A previously-reported MT₁ receptor model [31] was taken as starting point for induced-fit docking (IFD) of compounds 14a–d. An initial softened-potential docking run was performed applying van der Waals radii scaling of 0.7 and 0.5 on protein and ligand non-polar atoms, respectively. Amino acids hampering the accommodation of the imidazole ring of 14a–d, i.e., Q101 and Q169, were temporarily mutated to alanines. Energy grids generated for the initial softened-potential docking were centered in the putative binding site of the receptor, setting enclosing and bounding boxes to default dimensions.

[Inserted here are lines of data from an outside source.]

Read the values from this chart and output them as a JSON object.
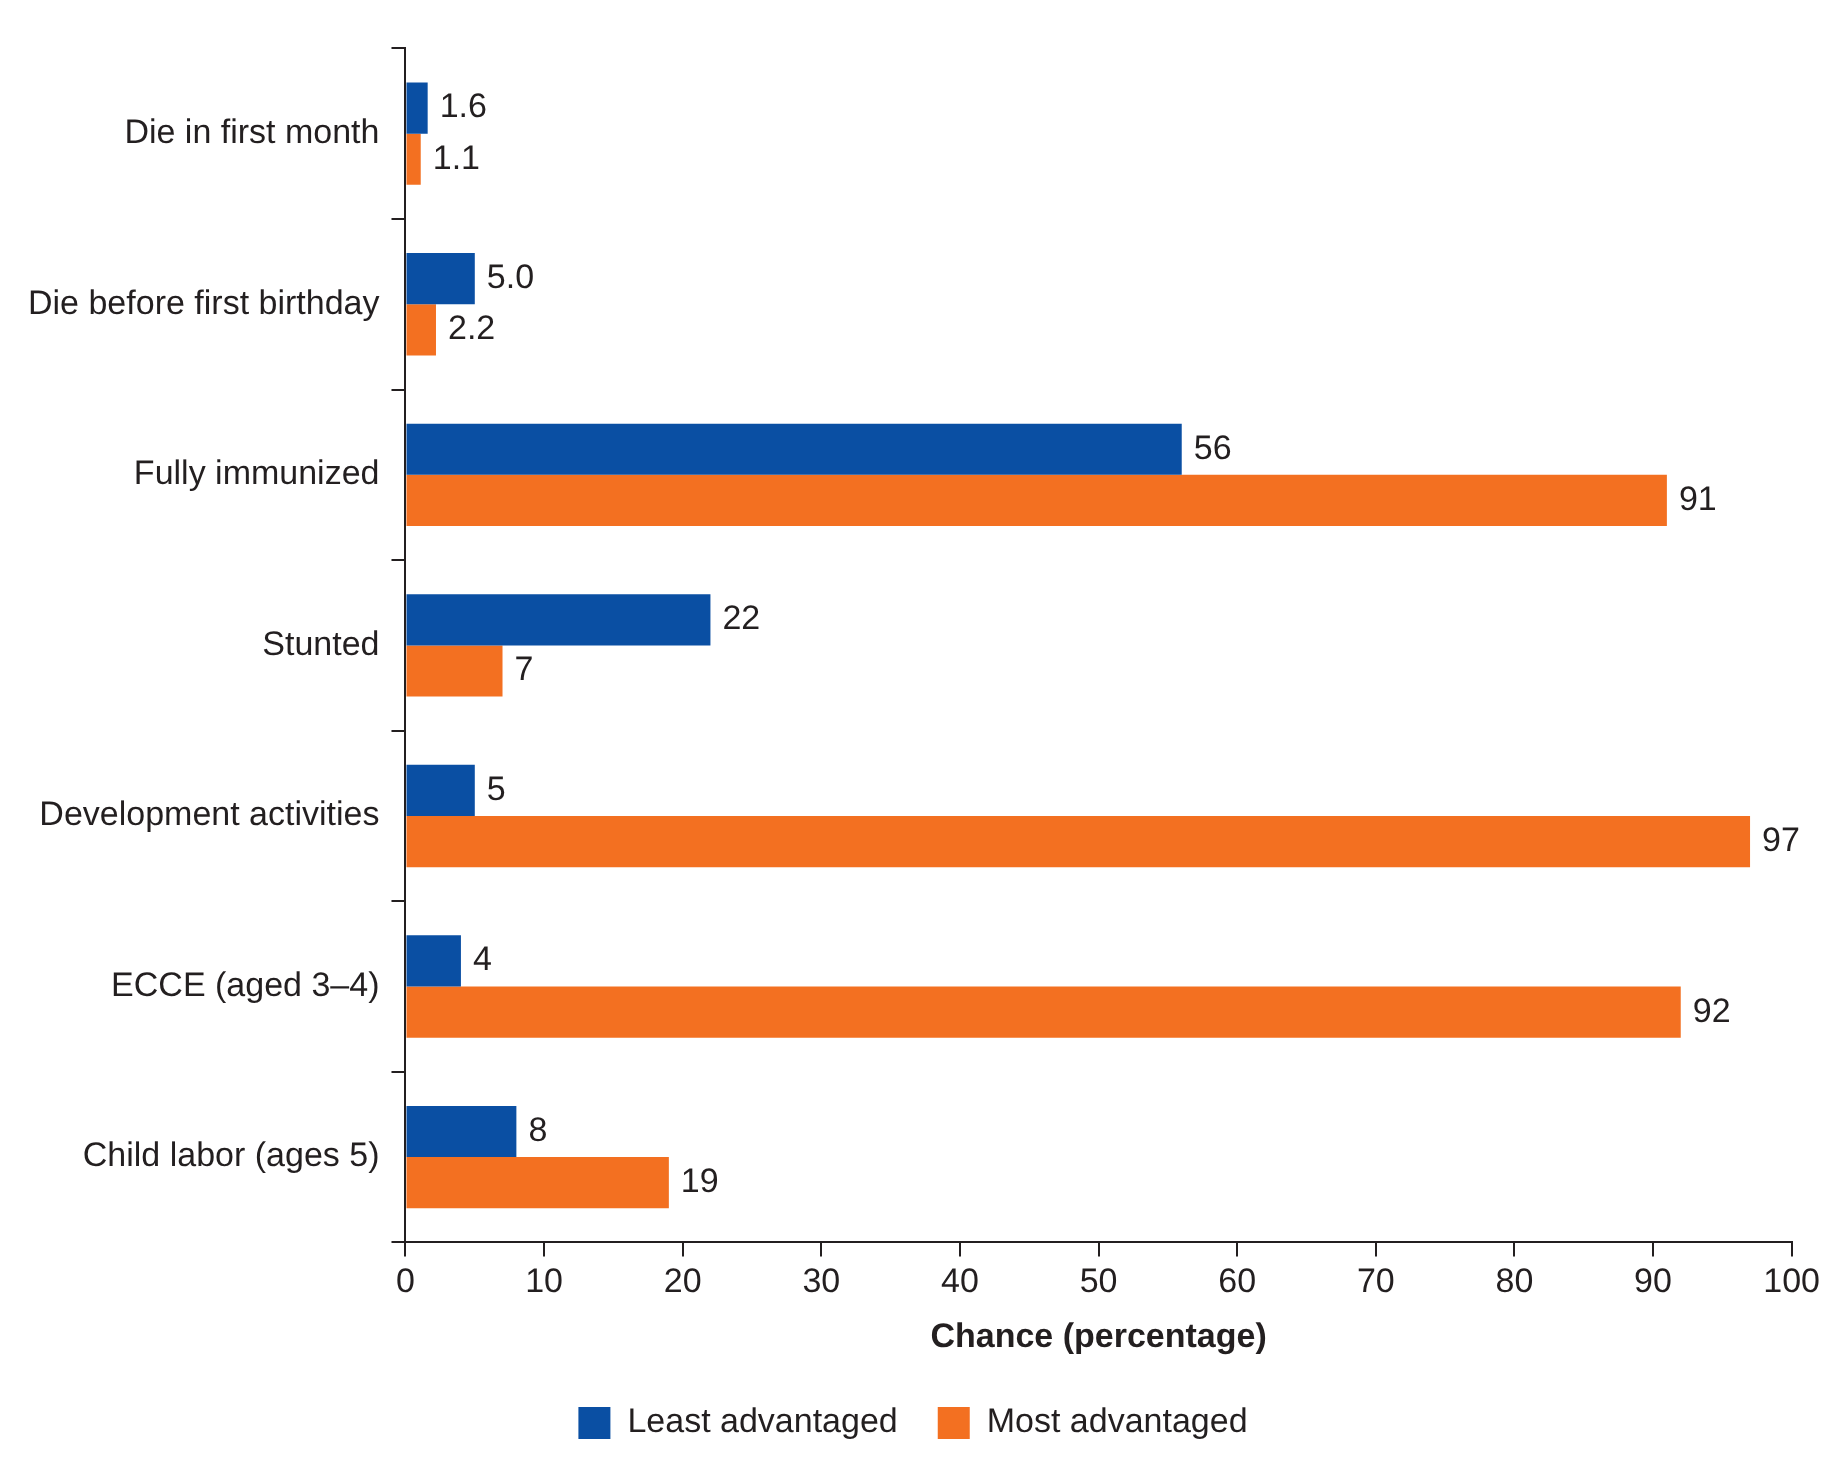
{
  "chart_data": {
    "type": "bar",
    "orientation": "horizontal",
    "xlabel": "Chance (percentage)",
    "categories": [
      "Die in first month",
      "Die before first birthday",
      "Fully immunized",
      "Stunted",
      "Development activities",
      "ECCE (aged 3–4)",
      "Child labor (ages 5)"
    ],
    "series": [
      {
        "name": "Least advantaged",
        "color": "#0a4fa3",
        "values": [
          1.6,
          5.0,
          56,
          22,
          5,
          4,
          8
        ],
        "value_labels": [
          "1.6",
          "5.0",
          "56",
          "22",
          "5",
          "4",
          "8"
        ]
      },
      {
        "name": "Most advantaged",
        "color": "#f37021",
        "values": [
          1.1,
          2.2,
          91,
          7,
          97,
          92,
          19
        ],
        "value_labels": [
          "1.1",
          "2.2",
          "91",
          "7",
          "97",
          "92",
          "19"
        ]
      }
    ],
    "xlim": [
      0,
      100
    ],
    "xticks": [
      0,
      10,
      20,
      30,
      40,
      50,
      60,
      70,
      80,
      90,
      100
    ],
    "grid": false,
    "legend": "bottom"
  }
}
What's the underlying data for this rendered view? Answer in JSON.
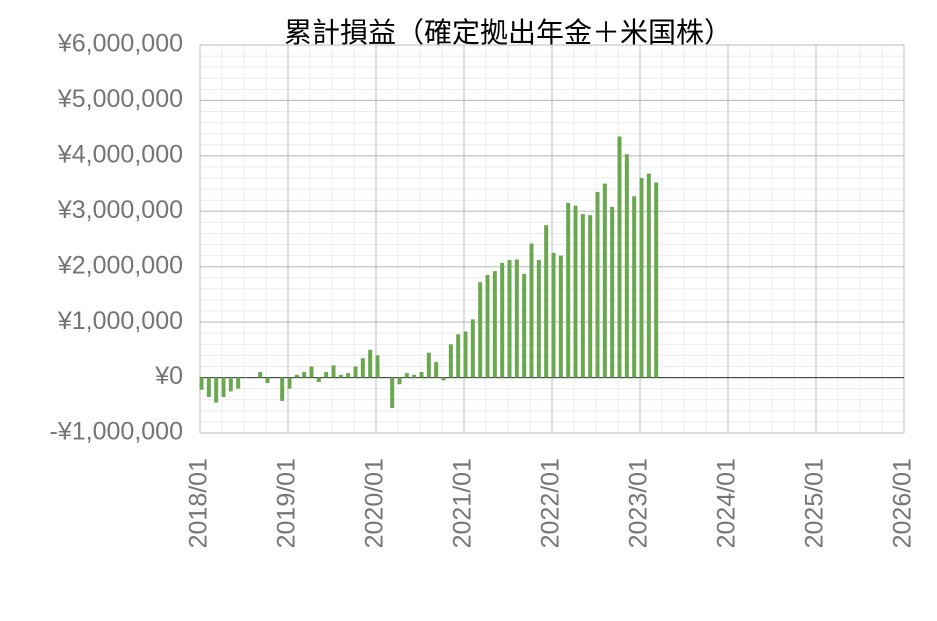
{
  "chart_data": {
    "type": "bar",
    "title": "累計損益（確定拠出年金＋米国株）",
    "x": [
      "2018/01",
      "2018/02",
      "2018/03",
      "2018/04",
      "2018/05",
      "2018/06",
      "2018/07",
      "2018/08",
      "2018/09",
      "2018/10",
      "2018/11",
      "2018/12",
      "2019/01",
      "2019/02",
      "2019/03",
      "2019/04",
      "2019/05",
      "2019/06",
      "2019/07",
      "2019/08",
      "2019/09",
      "2019/10",
      "2019/11",
      "2019/12",
      "2020/01",
      "2020/02",
      "2020/03",
      "2020/04",
      "2020/05",
      "2020/06",
      "2020/07",
      "2020/08",
      "2020/09",
      "2020/10",
      "2020/11",
      "2020/12",
      "2021/01",
      "2021/02",
      "2021/03",
      "2021/04",
      "2021/05",
      "2021/06",
      "2021/07",
      "2021/08",
      "2021/09",
      "2021/10",
      "2021/11",
      "2021/12",
      "2022/01",
      "2022/02",
      "2022/03",
      "2022/04",
      "2022/05",
      "2022/06",
      "2022/07",
      "2022/08",
      "2022/09",
      "2022/10",
      "2022/11",
      "2022/12",
      "2023/01",
      "2023/02",
      "2023/03"
    ],
    "values": [
      -220000,
      -350000,
      -450000,
      -350000,
      -250000,
      -200000,
      10000,
      0,
      100000,
      -100000,
      0,
      -420000,
      -200000,
      50000,
      100000,
      200000,
      -80000,
      100000,
      220000,
      50000,
      80000,
      200000,
      350000,
      500000,
      400000,
      0,
      -550000,
      -120000,
      80000,
      50000,
      100000,
      450000,
      280000,
      -50000,
      600000,
      780000,
      830000,
      1050000,
      1720000,
      1850000,
      1920000,
      2070000,
      2120000,
      2130000,
      1870000,
      2420000,
      2120000,
      2750000,
      2250000,
      2200000,
      3150000,
      3100000,
      2950000,
      2930000,
      3350000,
      3500000,
      3080000,
      4350000,
      4030000,
      3270000,
      3600000,
      3680000,
      3520000
    ],
    "color": "#6aa84f",
    "xlim": [
      "2018/01",
      "2026/01"
    ],
    "xticks": [
      "2018/01",
      "2019/01",
      "2020/01",
      "2021/01",
      "2022/01",
      "2023/01",
      "2024/01",
      "2025/01",
      "2026/01"
    ],
    "ylim": [
      -1000000,
      6000000
    ],
    "yticks": [
      {
        "value": -1000000,
        "label": "-¥1,000,000"
      },
      {
        "value": 0,
        "label": "¥0"
      },
      {
        "value": 1000000,
        "label": "¥1,000,000"
      },
      {
        "value": 2000000,
        "label": "¥2,000,000"
      },
      {
        "value": 3000000,
        "label": "¥3,000,000"
      },
      {
        "value": 4000000,
        "label": "¥4,000,000"
      },
      {
        "value": 5000000,
        "label": "¥5,000,000"
      },
      {
        "value": 6000000,
        "label": "¥6,000,000"
      }
    ],
    "grid": true
  }
}
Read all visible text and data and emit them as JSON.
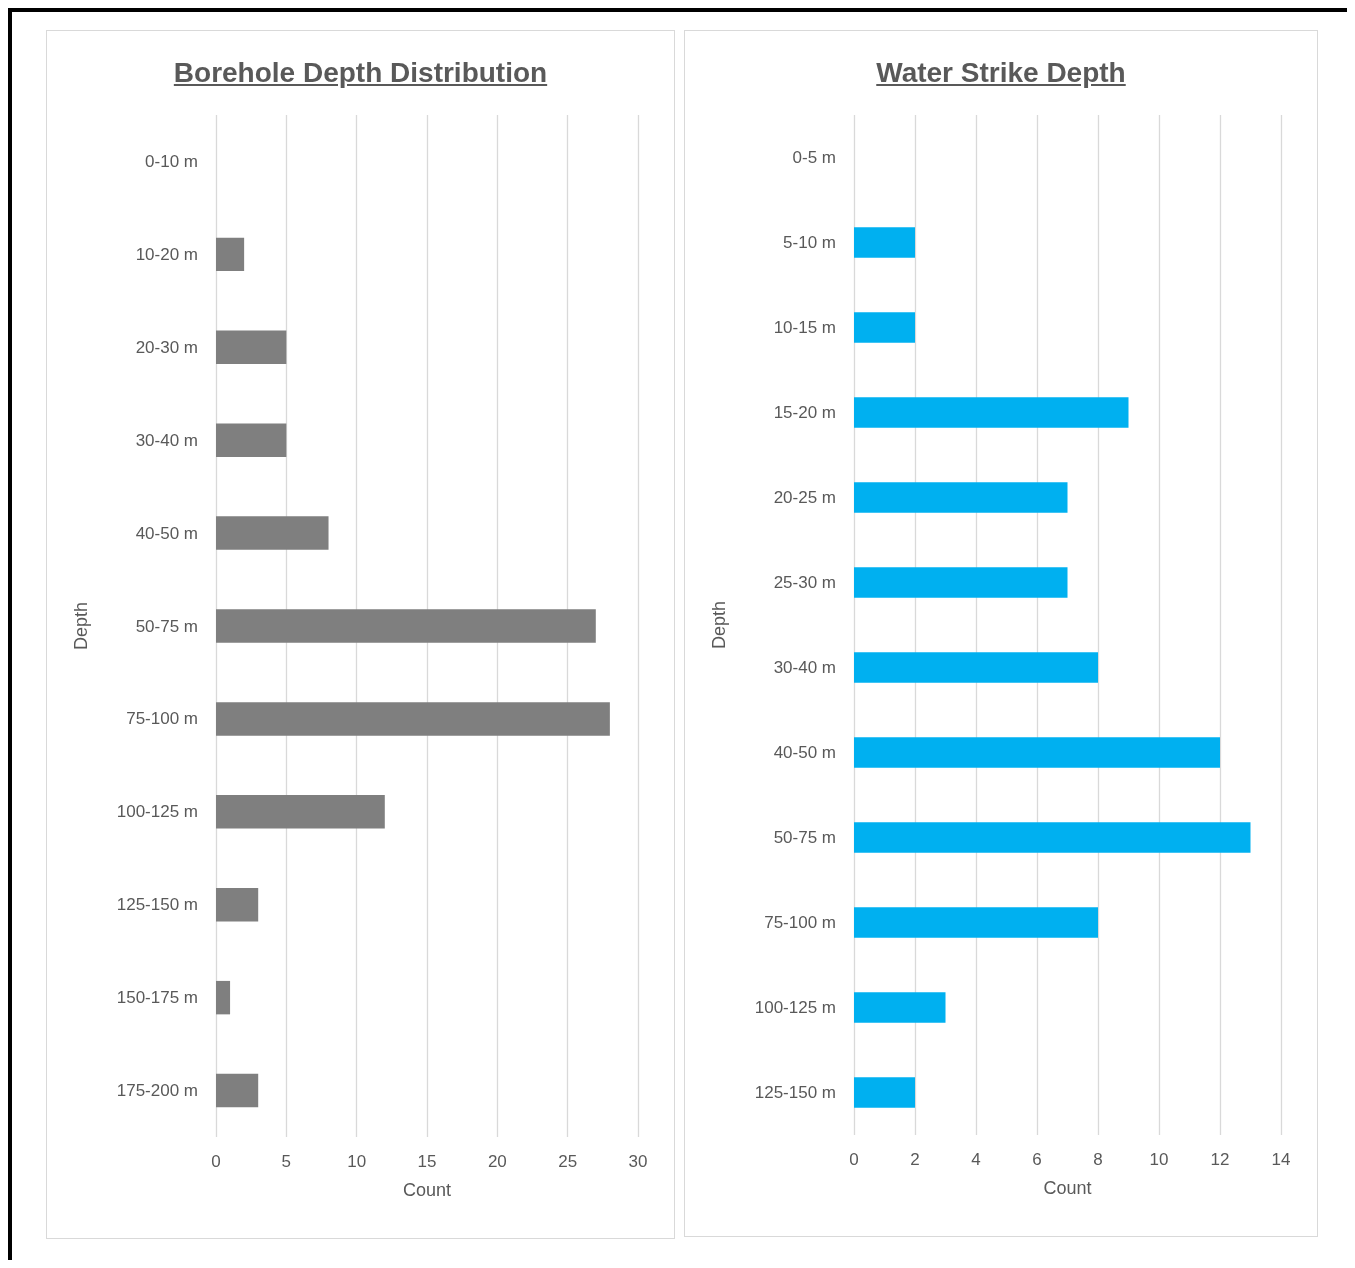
{
  "chart_data": [
    {
      "type": "bar",
      "orientation": "horizontal",
      "title": "Borehole Depth Distribution",
      "xlabel": "Count",
      "ylabel": "Depth",
      "categories": [
        "0-10 m",
        "10-20 m",
        "20-30 m",
        "30-40 m",
        "40-50 m",
        "50-75 m",
        "75-100 m",
        "100-125 m",
        "125-150 m",
        "150-175 m",
        "175-200 m"
      ],
      "values": [
        0,
        2,
        5,
        5,
        8,
        27,
        28,
        12,
        3,
        1,
        3
      ],
      "color": "#7f7f7f",
      "xlim": [
        0,
        30
      ],
      "xticks": [
        0,
        5,
        10,
        15,
        20,
        25,
        30
      ],
      "grid": "x"
    },
    {
      "type": "bar",
      "orientation": "horizontal",
      "title": "Water Strike Depth",
      "xlabel": "Count",
      "ylabel": "Depth",
      "categories": [
        "0-5 m",
        "5-10 m",
        "10-15 m",
        "15-20 m",
        "20-25 m",
        "25-30 m",
        "30-40 m",
        "40-50 m",
        "50-75 m",
        "75-100 m",
        "100-125 m",
        "125-150 m"
      ],
      "values": [
        0,
        2,
        2,
        9,
        7,
        7,
        8,
        12,
        13,
        8,
        3,
        2
      ],
      "color": "#00b0f0",
      "xlim": [
        0,
        14
      ],
      "xticks": [
        0,
        2,
        4,
        6,
        8,
        10,
        12,
        14
      ],
      "grid": "x"
    }
  ]
}
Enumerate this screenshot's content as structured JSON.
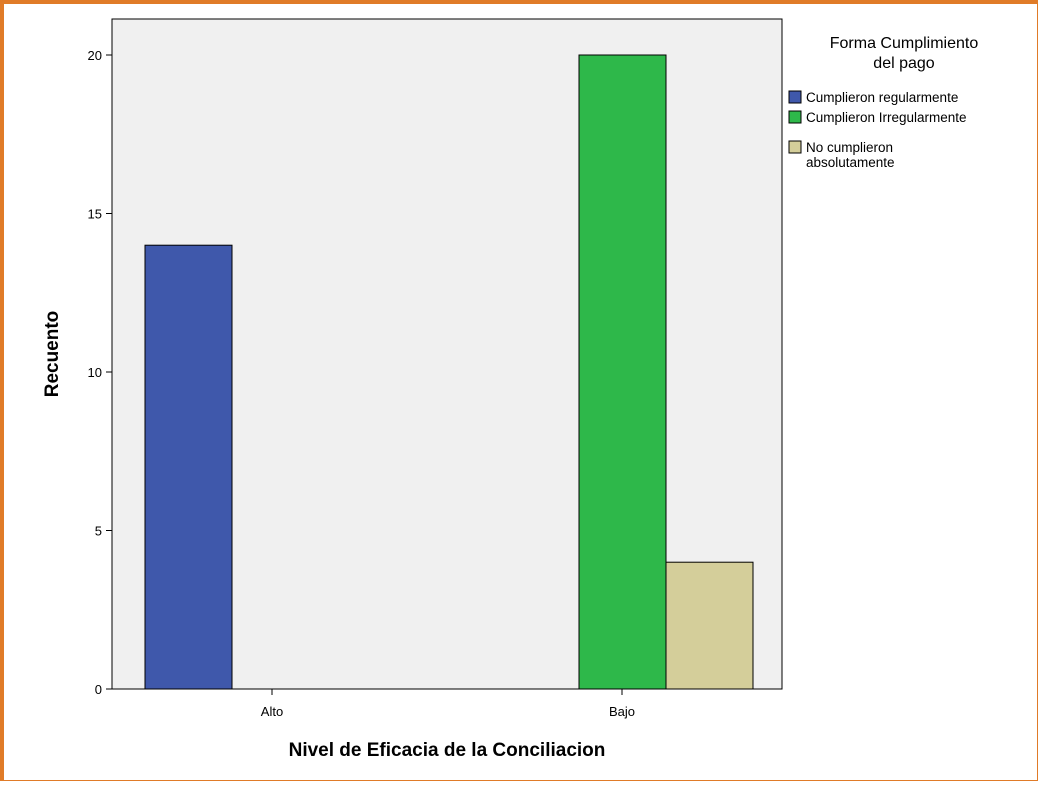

During flexible docking runs, two hydrogen bond constraints were applied between Y187 hydroxyl group and the phenolic oxygen of the ligand, and between Y285 hydroxyl group and the amide oxygen of the ligand, to reproduce the main polar interactions previously proposed for melatonergic ligands. Ligand docking was performed in standard precision (SP) mode, collecting fifty poses. The resulting ligand–receptor complexes were then submitted to a protein structure refinement stage; once amino acid side chains that had previously been removed were re-introduced, residues within a shell of 5 Å around any ligand pose were refined by a side chain conformational search, followed by energy minimization of the residues and the ligand molecule. In the final docking stage, each ligand structure obtained at the end of the protein structure refinement was energetically optimized (refined) in the field of the receptor and subsequently scored using default Glide settings. The final ligand-protein complexes were ranked according to their IFD score, a composite score that accounts for ligand-receptor interaction energy, receptor strain and solvation terms. The best-ranked MT₁-14a–d complexes were minimized applying the OPLS2005 force field [58] to a convergence threshold of 0.05 kJ·mol⁻¹·Å⁻¹. During this minimization procedure, the ligand and residues within 8 Å from the ligand were free to move, while all other atoms were retained fixed.

3.5.2. H₃ Receptor

A previously-reported model of the histamine H₃ receptor [45] was used as reference structure for docking studies of compounds 14a–d. Glide grids were centered in the putative binding site of the receptor, located between D114 and E206, setting the dimension of enclosing and bounding boxes to default values. Compounds 14a–d were flexibly docked within the H₃ receptor binding cavity in SP mode, applying a van der Waals radii scaling of 0.7 on ligand non-polar atoms. During docking runs, a hydrogen bond constraint was applied between E206 and the imidazole ring of the ligands. Fifty poses were collected for each ligand and ranked according to their Emodel value. The best-scored ligand conformations were merged into the H₃ receptor model and the resulting complexes were minimized applying the OPLS2005 force field to an energy gradient of 0.05 kJ·mol⁻¹ Å⁻¹. During this minimization phase, the docked compound and all residues within 8 Å from the ligand were free to move, whereas all other atoms were retained fixed.

4. Conclusions

We reported the synthesis and binding affinity evaluation of a series of bivalent melatonergic/histaminergic ligands characterized by an imidazolyl-alkyloxy-anilinoethylamide structure. In this series, four derivatives with alkyl linkers of different length were tested for their ability to bind human MT₁, MT₂ and H₃ receptor subtypes. Among the tested compounds, 14c and 14d, bearing a pentyl and a hexyl linker between the imidazole ring and the aniline core, respectively, were able to bind to all receptor subtypes at micromolar concentrations. Although these two compounds might possess sub-optimal binding affinities, they are the first bivalent melatonergic/histaminergic ligands reported so far and might represent promising starting points for the development of potent dual-acting agents, potentially useful for the treatment of cognitive disorders.